For the last decade, the wage gap for women has barely budged – the typical women who works full time, year round still only makes 77 cents for every dollar paid to her male counterpart. As highlighted by a recent Bloomberg Businessweek article, there is a gender wage gap in virtually all jobs. Out of 265 major occupations, women’s median salary only exceeded men’s in one – personal care workers. The wage gap also occurs at all education levels, after experience is taken into account, and it gets worse as women’s careers progress. All told, even when accounting for a number of factors that can be expected to impact wages, it still exists. In fact, recent research shows that more than 40 percent of the wage gap is still unexplained, even after considering educational background, occupation, industry, work experience, union status, and race.
Despite this evidence of persistent unfair pay, recent weeks have also seen two oddly optimistic articles about women’s earnings. Let’s see what they’re so excited about:
First, Anya Kamenetz tries to reconcile why women’s earnings haven’t increased while their levels of education have. She concludes that women’s earnings are falling behind because (1) they have kids, (2) they chose jobs that don’t pay well, and (3) they are not “bold” or assertive. The onus in her explanation falls for the most part on women themselves – though she notes the structural element of some of these pieces, her answer is largely about planning correctly and making different choices. Who knew it was so easy – women can just make different choices and they’ll be paid fairly! This answer ignores the fact that even women who aren’t mothers see a wage gap. It ignores the fact that “women’s” jobs pay less precisely because women chose them – because women’s work is devalued – and, as noted above, that women are paid less even when they do chose the same profession as men. It ignores the fact that women often get punished for being bold or assertive. And the idea that these women might face discrimination? Not even mentioned.

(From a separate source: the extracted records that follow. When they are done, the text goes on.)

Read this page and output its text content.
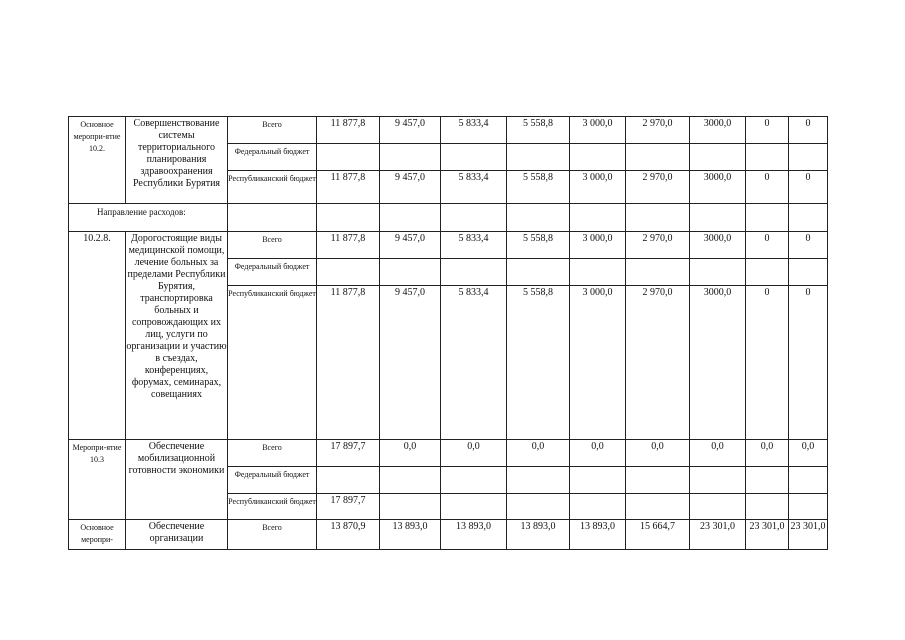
Основное меропри-ятие 10.2.	Совершенствование системы территориального планирования здравоохранения Республики Бурятия	Всего	11 877,8	9 457,0	5 833,4	5 558,8	3 000,0	2 970,0	3000,0	0	0
		Федеральный бюджет									
		Республиканский бюджет	11 877,8	9 457,0	5 833,4	5 558,8	3 000,0	2 970,0	3000,0	0	0
Направление расходов:											
10.2.8.	Дорогостоящие виды медицинской помощи, лечение больных за пределами Республики Бурятия, транспортировка больных и сопровождающих их лиц, услуги по организации и участию в съездах, конференциях, форумах, семинарах, совещаниях	Всего	11 877,8	9 457,0	5 833,4	5 558,8	3 000,0	2 970,0	3000,0	0	0
		Федеральный бюджет									
		Республиканский бюджет	11 877,8	9 457,0	5 833,4	5 558,8	3 000,0	2 970,0	3000,0	0	0
Меропри-ятие 10.3	Обеспечение мобилизационной готовности экономики	Всего	17 897,7	0,0	0,0	0,0	0,0	0,0	0,0	0,0	0,0
		Федеральный бюджет									
		Республиканский бюджет	17 897,7								
Основное меропри-	Обеспечение организации	Всего	13 870,9	13 893,0	13 893,0	13 893,0	13 893,0	15 664,7	23 301,0	23 301,0	23 301,0
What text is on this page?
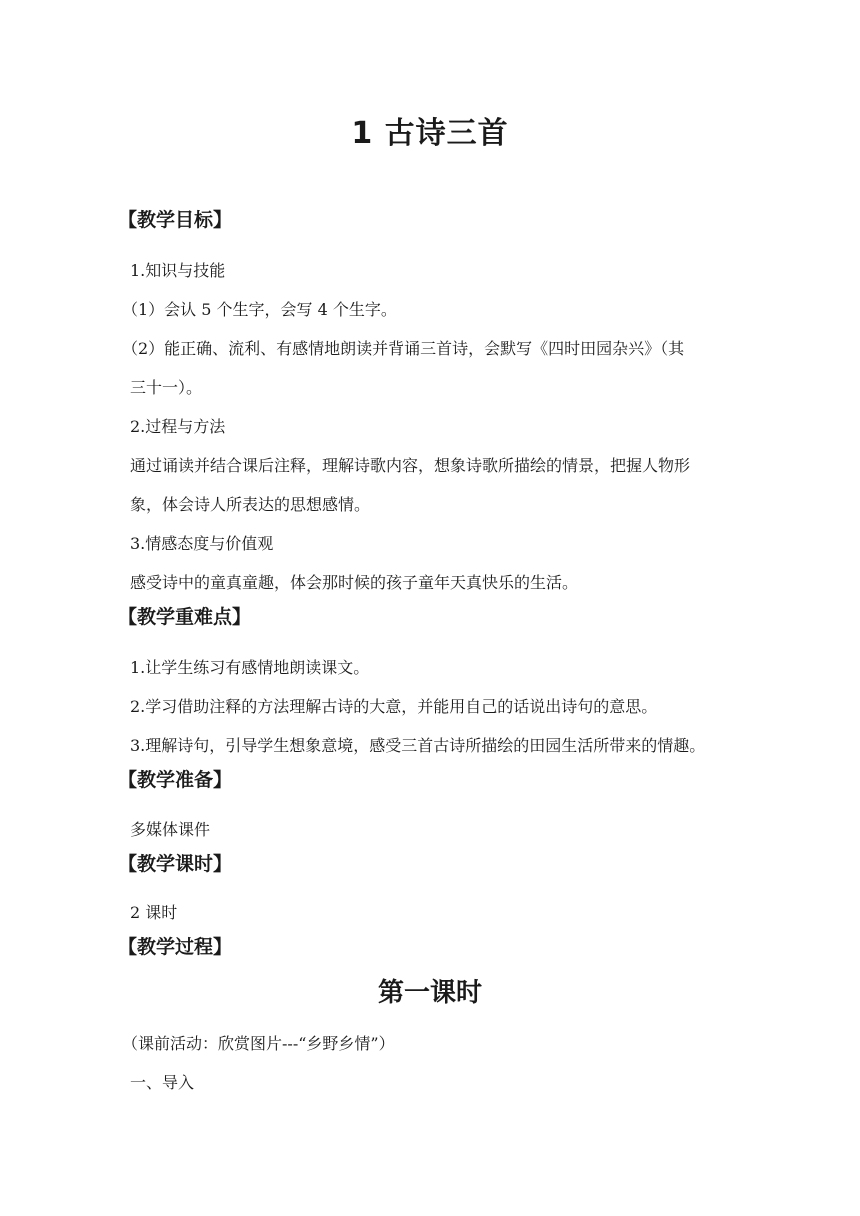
1 古诗三首
【教学目标】

1.知识与技能

（1）会认 5 个生字，会写 4 个生字。

（2）能正确、流利、有感情地朗读并背诵三首诗，会默写《四时田园杂兴》（其

三十一）。

2.过程与方法

通过诵读并结合课后注释，理解诗歌内容，想象诗歌所描绘的情景，把握人物形

象，体会诗人所表达的思想感情。

3.情感态度与价值观

感受诗中的童真童趣，体会那时候的孩子童年天真快乐的生活。

【教学重难点】

1.让学生练习有感情地朗读课文。

2.学习借助注释的方法理解古诗的大意，并能用自己的话说出诗句的意思。

3.理解诗句，引导学生想象意境，感受三首古诗所描绘的田园生活所带来的情趣。

【教学准备】

多媒体课件

【教学课时】

2 课时

【教学过程】
第一课时

（课前活动：欣赏图片---“乡野乡情”）

一、导入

Second, Liza Mundy writes in Time about how women’s increased earnings are redefining the household in terms of domestic work, purchasing decisions, and child care. She tells the tale of a Midwestern family that has become a family of female breadwinners. While we’re certainly happy to hear of the success of these women, the claim that our society is quickly headed in the direction of the norm of the female breadwinner may be a little overstated. While there has been a rise in the percentage of wives who out earn their husbands from 2000 to 2009, over half of the increase has come since the recession started in 2007. This spike may suggest that part of this increase was because of the heavy job loss men suffered in the recession. We want women to have the opportunity to contribute more to their families – but if their contribution only becomes a larger share of family income because men’s earnings are dropping, no one’s economic security has improved. This isn’t the path to equality that anyone wants. Examining data that come out in the next few years will yield important information on the longevity of these changes.
We’re thrilled to hear stories of families where dads feel that they can choose to stay at home or reduce their work obligations in favor of supporting their wives’ careers. The ability of each spouse to make these choices is something we strive for. It would be nice to see a chart that showed half of wives made more than their husbands, or – even better – that men and women who do comparable work with similar experience and education were actually paid equally for that work. What a novel idea.
Despite the good news of women contributing more to their household income, “the glass ceiling remains solid.” As sociologist Philip Cohen points out in Mundy’s article, the percentage of female managers has barely budged in two decades: 20 years ago managers were 35 percent women. Today? They’re only 38 percent. Women also still face discrimination in the workplace for choices surrounding pregnancy and parenting. And as noted above – the typical women is paid just 77 cents compared to her male counterpart.
We’ll wait to get excited until we see real progress on economic fairness and security for everyone.